Stretchable, rapid self-healing guar gum-poly(acrylic acid) hydrogels as wearable strain sensors for human motion detection based on Janus graphene oxide

Wearable strain sensors have received widespread attention in research fields due to their applications in human motion detection. In this manuscript, the fabrication of functionalized Janus graphene oxide (GO) nanosheets were used by Pickering emulsion template. Polypyrrole (PPy) and poly(2-(dimethylamino)ethyl methacrylate) (PDMAEMA) were asymmetrically grafted on the two sides of GO (GO@PPy/PDMAEMA Janus NS), which successfully applied to synthesize Janus NS/guar gum-poly(acrylic acid) (GG-PAA) self-healing nanocomposite hydrogels.
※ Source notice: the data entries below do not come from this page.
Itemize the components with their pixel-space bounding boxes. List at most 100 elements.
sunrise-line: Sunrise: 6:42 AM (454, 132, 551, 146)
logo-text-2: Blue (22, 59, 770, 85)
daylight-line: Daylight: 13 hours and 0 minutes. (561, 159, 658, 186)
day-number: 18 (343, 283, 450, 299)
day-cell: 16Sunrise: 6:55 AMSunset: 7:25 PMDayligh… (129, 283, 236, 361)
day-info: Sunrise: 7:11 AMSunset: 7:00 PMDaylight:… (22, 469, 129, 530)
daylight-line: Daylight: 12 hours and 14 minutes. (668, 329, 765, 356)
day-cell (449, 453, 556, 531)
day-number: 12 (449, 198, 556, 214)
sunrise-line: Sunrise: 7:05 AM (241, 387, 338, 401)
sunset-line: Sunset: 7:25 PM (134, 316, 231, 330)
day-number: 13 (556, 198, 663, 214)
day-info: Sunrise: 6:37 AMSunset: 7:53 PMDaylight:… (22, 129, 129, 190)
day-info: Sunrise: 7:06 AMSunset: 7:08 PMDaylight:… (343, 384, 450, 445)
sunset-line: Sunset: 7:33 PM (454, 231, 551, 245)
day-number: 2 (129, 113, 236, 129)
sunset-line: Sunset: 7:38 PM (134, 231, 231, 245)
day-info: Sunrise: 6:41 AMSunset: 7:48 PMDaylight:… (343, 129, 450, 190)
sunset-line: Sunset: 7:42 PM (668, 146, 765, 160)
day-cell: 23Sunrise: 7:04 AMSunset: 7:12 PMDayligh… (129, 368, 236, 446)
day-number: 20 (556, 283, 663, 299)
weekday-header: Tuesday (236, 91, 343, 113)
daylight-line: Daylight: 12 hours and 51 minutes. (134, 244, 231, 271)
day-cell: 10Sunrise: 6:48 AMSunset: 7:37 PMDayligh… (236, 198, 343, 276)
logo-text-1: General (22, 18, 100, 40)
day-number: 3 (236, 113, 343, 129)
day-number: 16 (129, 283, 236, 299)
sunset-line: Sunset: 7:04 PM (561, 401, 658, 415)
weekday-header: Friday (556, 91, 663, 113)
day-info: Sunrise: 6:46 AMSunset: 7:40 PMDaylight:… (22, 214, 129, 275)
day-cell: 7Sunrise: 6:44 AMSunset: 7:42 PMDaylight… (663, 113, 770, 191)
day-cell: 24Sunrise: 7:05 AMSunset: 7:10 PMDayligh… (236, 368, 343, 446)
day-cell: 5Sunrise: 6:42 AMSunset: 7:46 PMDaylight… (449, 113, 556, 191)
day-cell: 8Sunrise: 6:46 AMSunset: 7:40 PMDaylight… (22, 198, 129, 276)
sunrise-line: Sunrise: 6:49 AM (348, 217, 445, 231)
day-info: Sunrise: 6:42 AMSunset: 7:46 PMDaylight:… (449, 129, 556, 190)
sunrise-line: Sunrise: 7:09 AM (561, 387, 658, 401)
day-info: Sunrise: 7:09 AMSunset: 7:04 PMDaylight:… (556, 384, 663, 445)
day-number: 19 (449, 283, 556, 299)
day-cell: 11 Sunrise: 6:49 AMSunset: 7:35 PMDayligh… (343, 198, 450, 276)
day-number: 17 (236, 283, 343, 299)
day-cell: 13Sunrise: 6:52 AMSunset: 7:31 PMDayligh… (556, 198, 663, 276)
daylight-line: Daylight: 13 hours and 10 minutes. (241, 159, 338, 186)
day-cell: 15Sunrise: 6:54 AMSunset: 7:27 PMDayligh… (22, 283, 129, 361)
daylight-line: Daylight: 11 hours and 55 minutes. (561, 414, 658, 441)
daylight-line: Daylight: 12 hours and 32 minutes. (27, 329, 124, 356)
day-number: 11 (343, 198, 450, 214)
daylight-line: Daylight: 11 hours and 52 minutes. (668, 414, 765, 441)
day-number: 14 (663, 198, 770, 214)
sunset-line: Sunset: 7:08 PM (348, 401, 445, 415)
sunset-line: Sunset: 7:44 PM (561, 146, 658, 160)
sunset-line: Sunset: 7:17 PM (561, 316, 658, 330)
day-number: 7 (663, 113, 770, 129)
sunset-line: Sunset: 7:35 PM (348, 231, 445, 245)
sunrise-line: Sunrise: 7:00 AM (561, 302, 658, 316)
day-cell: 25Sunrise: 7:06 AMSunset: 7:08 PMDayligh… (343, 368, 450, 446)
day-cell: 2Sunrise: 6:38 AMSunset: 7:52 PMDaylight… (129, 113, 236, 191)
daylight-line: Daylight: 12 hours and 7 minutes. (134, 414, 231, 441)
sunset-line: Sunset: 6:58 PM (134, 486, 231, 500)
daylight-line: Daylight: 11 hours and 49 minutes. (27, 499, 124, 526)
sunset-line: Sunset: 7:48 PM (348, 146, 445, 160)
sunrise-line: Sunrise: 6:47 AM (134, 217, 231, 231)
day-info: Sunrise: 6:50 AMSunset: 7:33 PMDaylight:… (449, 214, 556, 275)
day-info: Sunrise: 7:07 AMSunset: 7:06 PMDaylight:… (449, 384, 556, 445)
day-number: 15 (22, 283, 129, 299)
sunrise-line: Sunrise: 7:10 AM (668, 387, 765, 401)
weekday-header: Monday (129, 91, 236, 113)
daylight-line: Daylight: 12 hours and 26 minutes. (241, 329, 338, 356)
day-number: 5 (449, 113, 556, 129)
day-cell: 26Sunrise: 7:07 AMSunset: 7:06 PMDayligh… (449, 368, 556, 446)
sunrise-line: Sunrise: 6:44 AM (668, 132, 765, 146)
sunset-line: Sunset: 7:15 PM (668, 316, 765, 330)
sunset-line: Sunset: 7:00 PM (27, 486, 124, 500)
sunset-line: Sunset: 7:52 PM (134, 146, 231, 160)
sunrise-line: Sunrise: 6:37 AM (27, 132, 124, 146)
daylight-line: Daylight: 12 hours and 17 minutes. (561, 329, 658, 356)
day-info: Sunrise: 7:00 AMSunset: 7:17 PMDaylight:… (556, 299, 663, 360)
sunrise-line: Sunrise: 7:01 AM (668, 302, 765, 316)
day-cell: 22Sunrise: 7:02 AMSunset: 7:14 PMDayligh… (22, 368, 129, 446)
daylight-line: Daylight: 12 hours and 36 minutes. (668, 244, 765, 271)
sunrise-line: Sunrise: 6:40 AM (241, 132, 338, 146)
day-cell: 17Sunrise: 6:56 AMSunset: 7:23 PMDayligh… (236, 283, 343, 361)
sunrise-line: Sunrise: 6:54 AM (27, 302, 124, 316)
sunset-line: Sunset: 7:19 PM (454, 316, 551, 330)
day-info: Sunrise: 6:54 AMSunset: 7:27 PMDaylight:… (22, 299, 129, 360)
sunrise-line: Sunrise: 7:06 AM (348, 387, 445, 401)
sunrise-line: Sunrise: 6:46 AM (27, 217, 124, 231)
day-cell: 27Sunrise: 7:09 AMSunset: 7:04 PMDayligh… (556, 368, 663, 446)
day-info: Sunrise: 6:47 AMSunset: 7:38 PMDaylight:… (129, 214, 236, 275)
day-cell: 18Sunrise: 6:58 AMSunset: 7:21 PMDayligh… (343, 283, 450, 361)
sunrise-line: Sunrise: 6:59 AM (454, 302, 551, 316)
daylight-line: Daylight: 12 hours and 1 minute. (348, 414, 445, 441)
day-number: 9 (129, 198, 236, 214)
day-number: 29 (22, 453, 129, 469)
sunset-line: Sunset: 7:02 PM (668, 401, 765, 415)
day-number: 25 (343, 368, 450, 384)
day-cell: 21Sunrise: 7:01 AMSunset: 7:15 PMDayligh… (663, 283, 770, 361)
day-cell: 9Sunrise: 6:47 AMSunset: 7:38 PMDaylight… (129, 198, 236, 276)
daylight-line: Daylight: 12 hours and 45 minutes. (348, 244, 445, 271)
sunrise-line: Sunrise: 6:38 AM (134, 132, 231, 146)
The outstandingly improved self-healing efficiency (92.8% for 2 h) and mechanical properties (strength of 4.12 MPa and toughness of 873.8%) of nanocomposite hydrogels were mainly supported by the collaborative effect of reversible electrostatic interactions, multiple hydrogen bonds and metal-ligand coordination. Moreover, the hydrogels exhibited strain sensitivity and could be able to monitor a variety of human motions, which have outstanding application prospects in wearable flexible sensors. •Amphiphilic Janus GO nanosheets were prepared via Pickering emulsion template.•The nanocomposite hydrogels with reversible noncovalent interactions were designed.•The hydrogels exhibited outstanding mechanical toughness and self-healing efficiency.•Hydrogels-based sensors showed high sensitivity for human motion detection.